The margins tax is a burdensome and complicated tax that is levied on employers in the state. Enacted by the legislature in 2006, the margins tax has significantly diminished the competitive advantage that Texas companies have over their out-of-state competitors. Worse, for all the economic harm the margins tax does, it generates relatively little revenue for state government coffers. As the Texas Public Policy Foundation documented in a recent report, the margins has led to higher tax bills and administrative costs that reduce the job-creating capacity of employers across the state.
Fortunately there is recognition of this problem in the legislature, where Senator Craig Estes (R-30) has filed legislation to eliminate the margins tax completely, phasing it out over a 7-10 year period. Senator Estes has been very articulate in explaining why this tax needs to go, describing it as a tax that is “inequitable, costly, and complicated for Texas businesses and has undermined the state’s competitive advantage”.

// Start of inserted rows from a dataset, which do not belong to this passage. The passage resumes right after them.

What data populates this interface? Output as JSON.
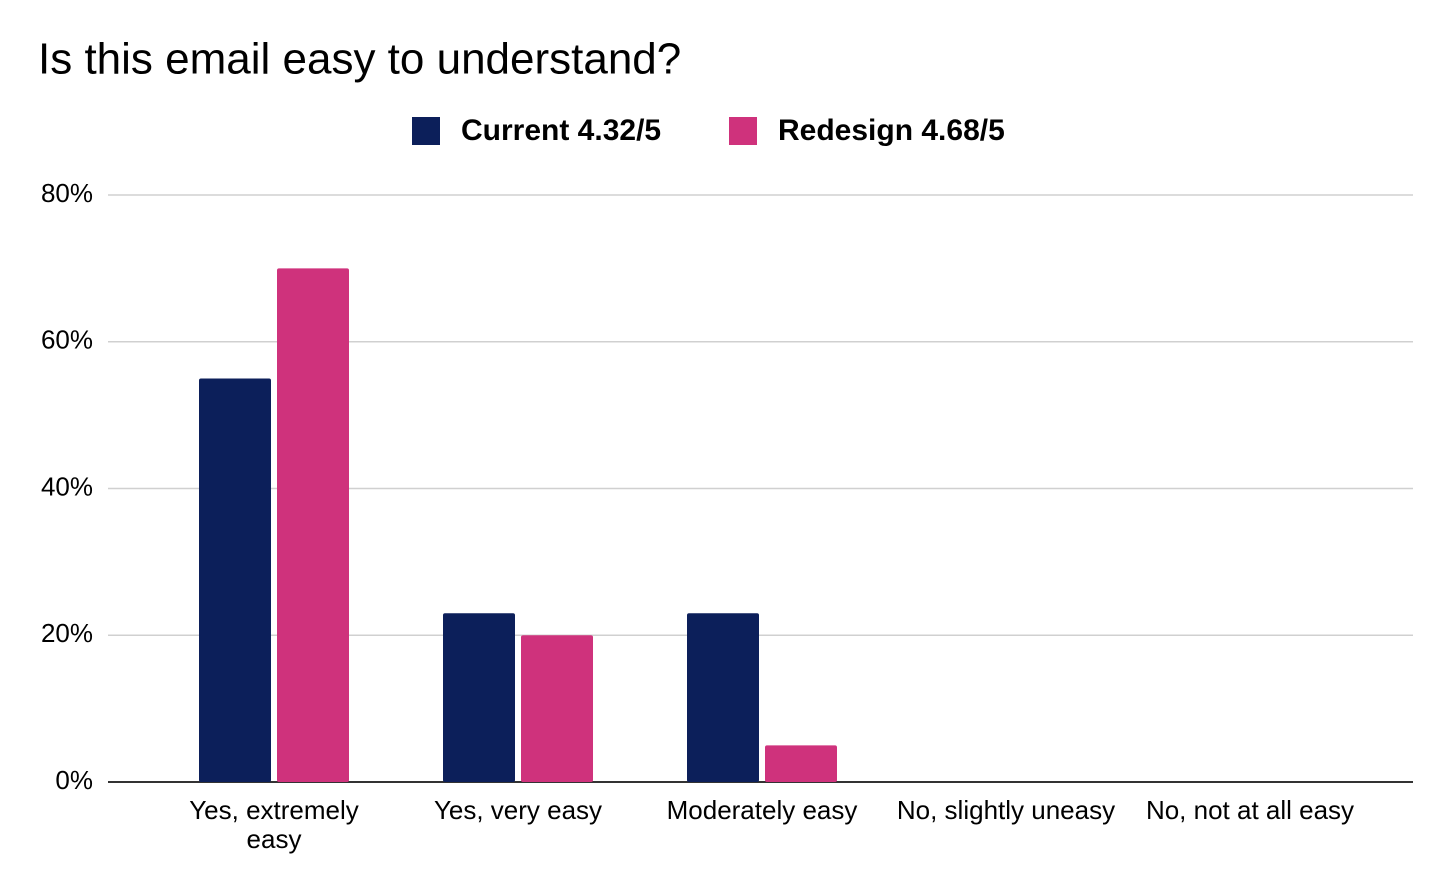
{
  "chart_data": {
    "type": "bar",
    "title": "Is this email easy to understand?",
    "categories": [
      "Yes, extremely easy",
      "Yes, very easy",
      "Moderately easy",
      "No, slightly uneasy",
      "No, not at all easy"
    ],
    "series": [
      {
        "name": "Current 4.32/5",
        "color": "#0c1f5a",
        "values": [
          55,
          23,
          23,
          0,
          0
        ]
      },
      {
        "name": "Redesign 4.68/5",
        "color": "#cf327c",
        "values": [
          70,
          20,
          5,
          0,
          0
        ]
      }
    ],
    "ylim": [
      0,
      80
    ],
    "yticks": [
      {
        "value": 0,
        "label": "0%"
      },
      {
        "value": 20,
        "label": "20%"
      },
      {
        "value": 40,
        "label": "40%"
      },
      {
        "value": 60,
        "label": "60%"
      },
      {
        "value": 80,
        "label": "80%"
      }
    ],
    "grid": true,
    "legend": "top"
  }
}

With Texas Comptroller Susan Combs projecting surpluses for the current and coming fiscal years, now is the perfect time to do away with the margins tax. Also, with Gov. Bobby Jindal, looking to repeal neighboring Louisiana’s personal and corporate income taxes this year, it’s imperative that Texas get rid of its onerous margins tax to keep Texas competitive regionally, nationally, and globally.
ATR fully supports Senator Estes's margins tax repeal bill and will be following this issue very closely during the 2013 session of the Texas legislature.